Abstract
Artificial neural networks (ANNs) have been widely applied in electricity price forecasts due to their nonlinear modeling capabilities. However, it is well known that in general, traditional training methods for ANNs such as back-propagation (BP) approach are normally slow and it could be trapped into local optima. In this paper, a fast electricity market price forecast method is proposed based on a recently emerged learning method for single hidden layer feed-forward neural networks, the extreme learning machine (ELM), to overcome these drawbacks.
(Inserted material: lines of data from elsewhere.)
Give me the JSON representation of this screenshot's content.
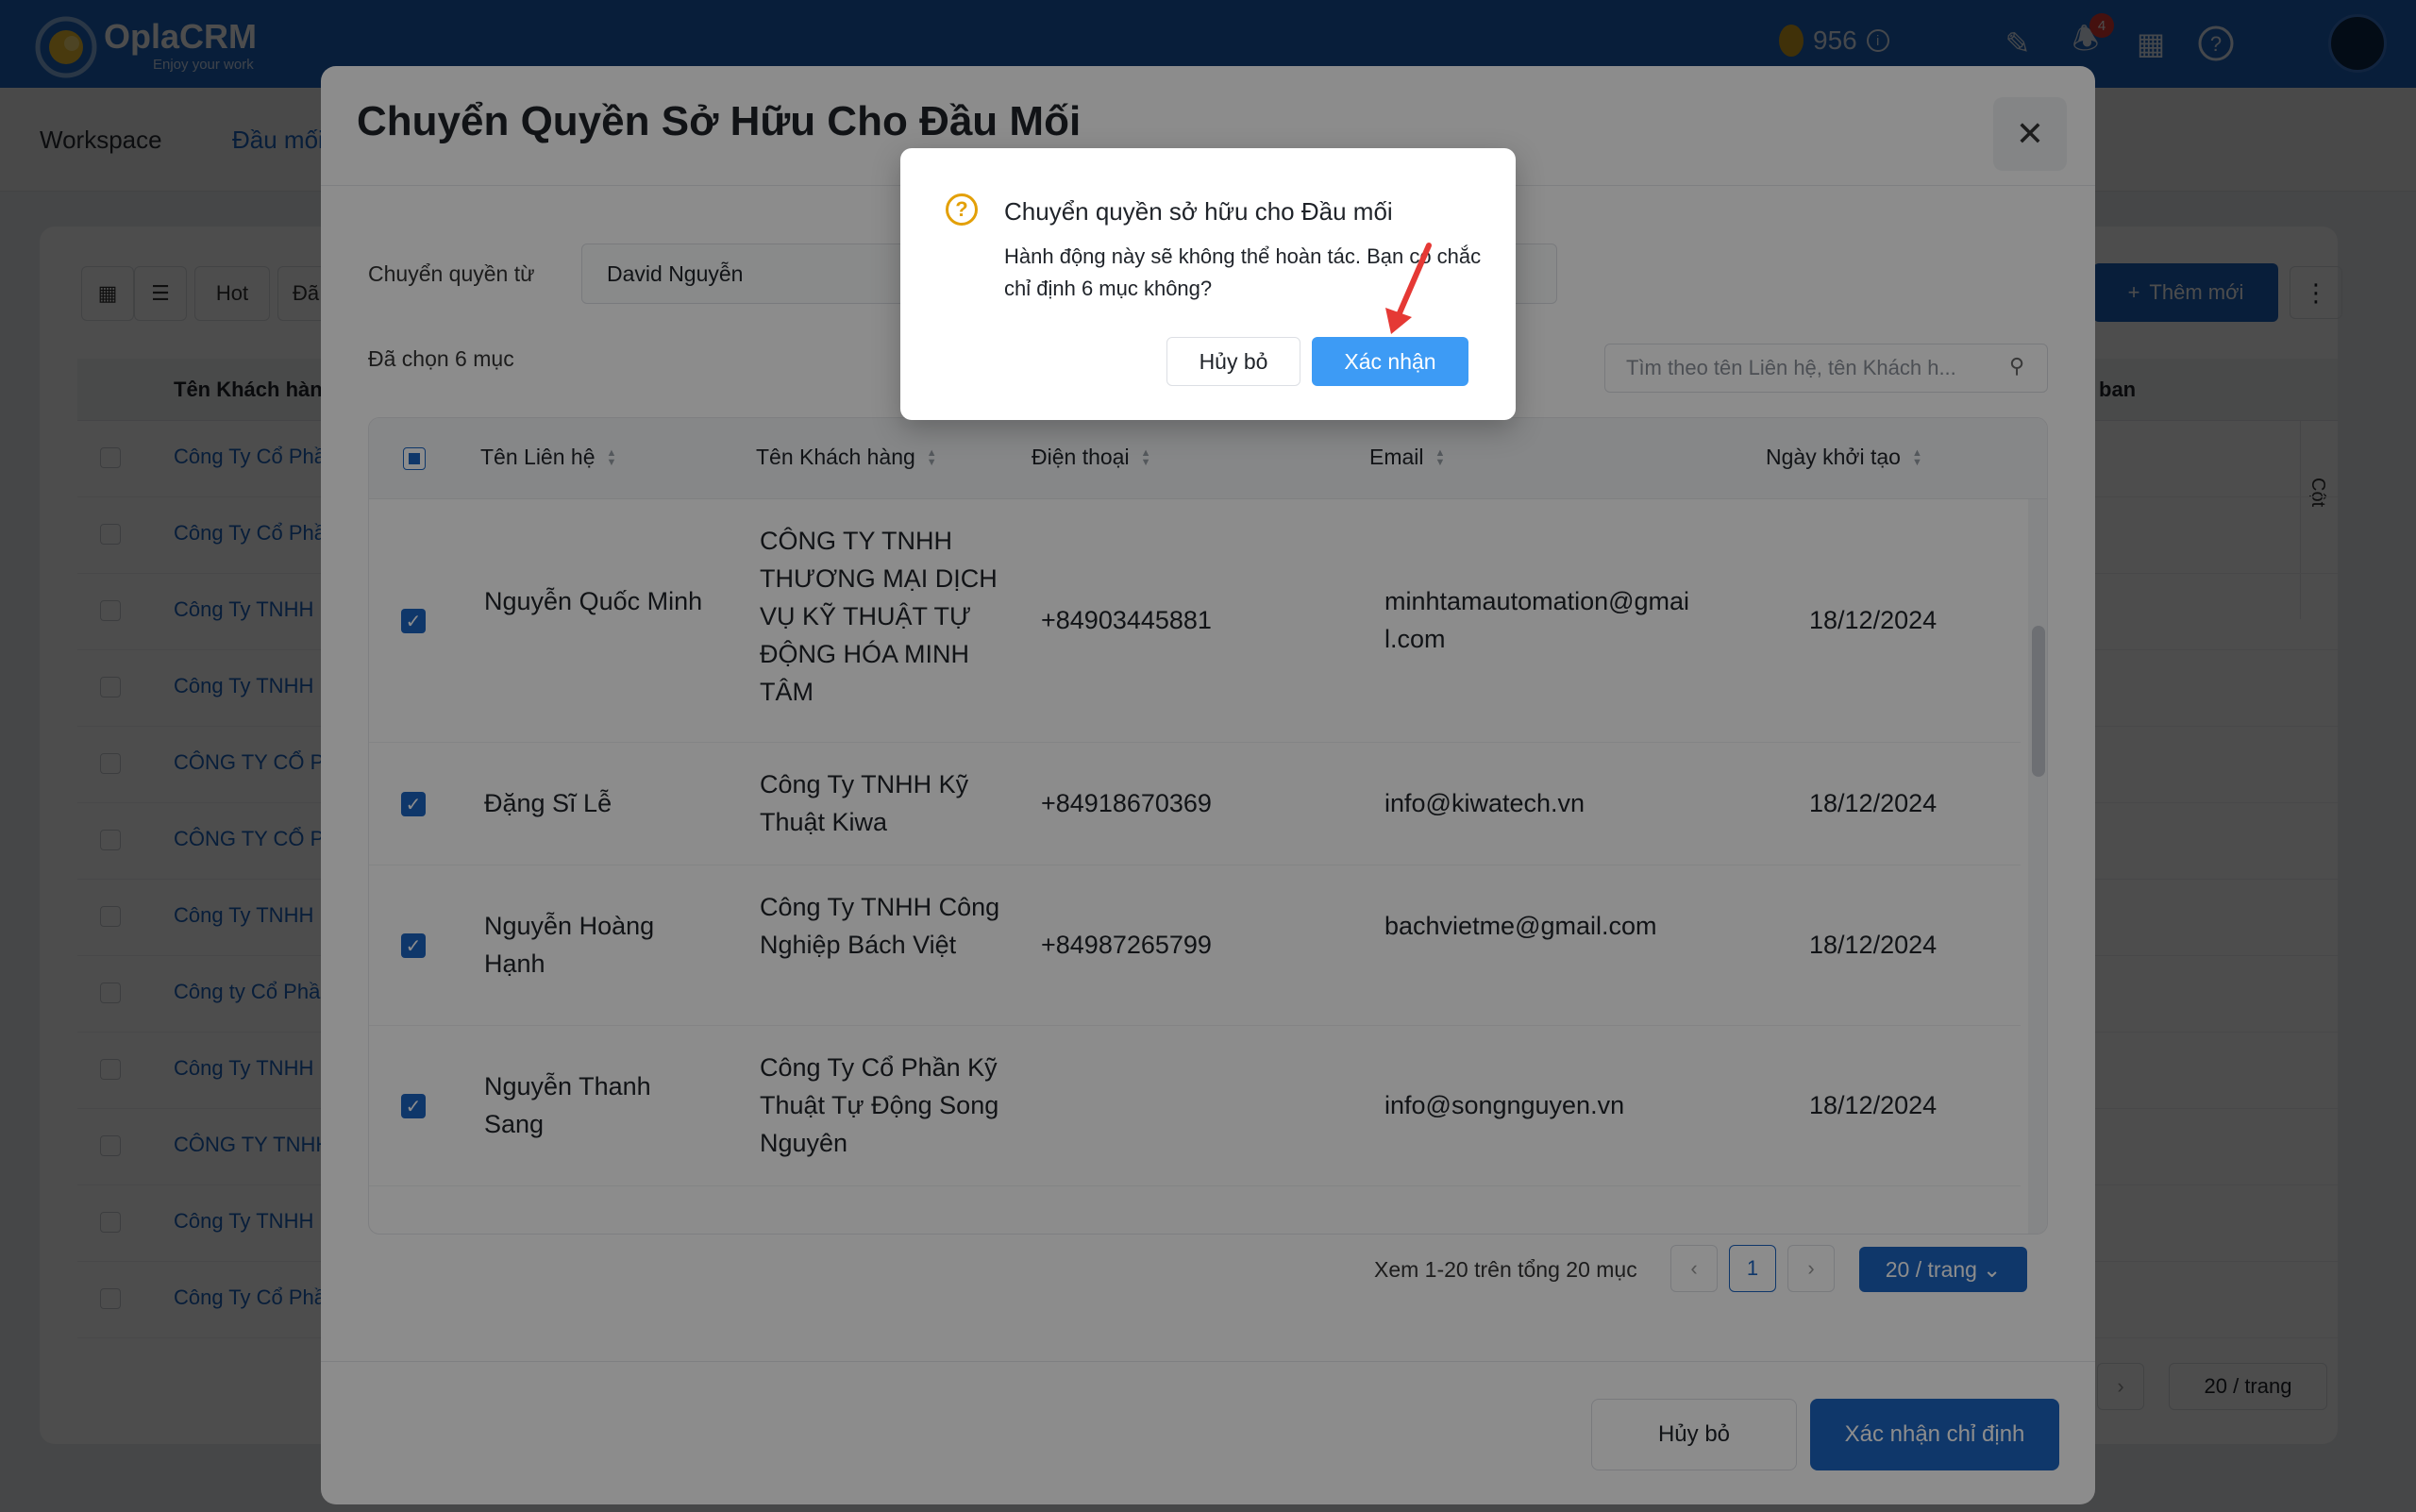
{
  "app": {
    "brand": "OplaCRM",
    "tagline": "Enjoy your work",
    "coins": "956",
    "notification_count": "4"
  },
  "nav": {
    "workspace": "Workspace",
    "leads": "Đầu mối"
  },
  "background": {
    "view_tab": "Hot",
    "view_tab_2": "Đã",
    "add_label": "Thêm mới",
    "col_header_name": "Tên Khách hàng",
    "col_header_owner": "ban",
    "columns_label": "Cột",
    "footer_page_size": "20 / trang",
    "rows": [
      "Công Ty Cổ Phần",
      "Công Ty Cổ Phần",
      "Công Ty TNHH",
      "Công Ty TNHH",
      "CÔNG TY CỔ PHẦN",
      "CÔNG TY CỔ PHẦN",
      "Công Ty TNHH",
      "Công ty Cổ Phần",
      "Công Ty TNHH",
      "CÔNG TY TNHH",
      "Công Ty TNHH",
      "Công Ty Cổ Phần"
    ]
  },
  "modal": {
    "title": "Chuyển Quyền Sở Hữu Cho Đầu Mối",
    "transfer_from_label": "Chuyển quyền từ",
    "transfer_from_value": "David Nguyễn",
    "selected_count": "Đã chọn 6 mục",
    "search_placeholder": "Tìm theo tên Liên hệ, tên Khách h...",
    "columns": {
      "contact": "Tên Liên hệ",
      "customer": "Tên Khách hàng",
      "phone": "Điện thoại",
      "email": "Email",
      "created": "Ngày khởi tạo"
    },
    "rows": [
      {
        "contact": "Nguyễn Quốc Minh",
        "customer": "CÔNG TY TNHH THƯƠNG MẠI DỊCH VỤ KỸ THUẬT TỰ ĐỘNG HÓA MINH TÂM",
        "phone": "+84903445881",
        "email": "minhtamautomation@gmail.com",
        "created": "18/12/2024"
      },
      {
        "contact": "Đặng Sĩ Lễ",
        "customer": "Công Ty TNHH Kỹ Thuật Kiwa",
        "phone": "+84918670369",
        "email": "info@kiwatech.vn",
        "created": "18/12/2024"
      },
      {
        "contact": "Nguyễn Hoàng Hạnh",
        "customer": "Công Ty TNHH Công Nghiệp Bách Việt",
        "phone": "+84987265799",
        "email": "bachvietme@gmail.com",
        "created": "18/12/2024"
      },
      {
        "contact": "Nguyễn Thanh Sang",
        "customer": "Công Ty Cổ Phần Kỹ Thuật Tự Động Song Nguyên",
        "phone": "",
        "email": "info@songnguyen.vn",
        "created": "18/12/2024"
      }
    ],
    "pagination": {
      "summary": "Xem 1-20 trên tổng 20 mục",
      "current_page": "1",
      "page_size": "20 / trang"
    },
    "cancel_label": "Hủy bỏ",
    "confirm_label": "Xác nhận chỉ định"
  },
  "popup": {
    "title": "Chuyển quyền sở hữu cho Đầu mối",
    "message": "Hành động này sẽ không thể hoàn tác. Bạn có chắc chỉ định 6 mục không?",
    "cancel_label": "Hủy bỏ",
    "confirm_label": "Xác nhận"
  },
  "colors": {
    "primary": "#1d64c2",
    "popup_confirm": "#3d9bf5",
    "warning": "#e3a008",
    "annotation_arrow": "#e53935"
  }
}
The new approach also has improved price intervals forecast accuracy by incorporating bootstrapping method for uncertainty estimations. Case studies based on chaos time series and Australian National Electricity Market price series show that the proposed method can effectively capture the nonlinearity from the highly volatile price data series with much less computation time compared with other methods. The results show the great potential of this proposed approach for online accurate price forecasting for the spot market prices analysis. © 1969-2012 IEEE.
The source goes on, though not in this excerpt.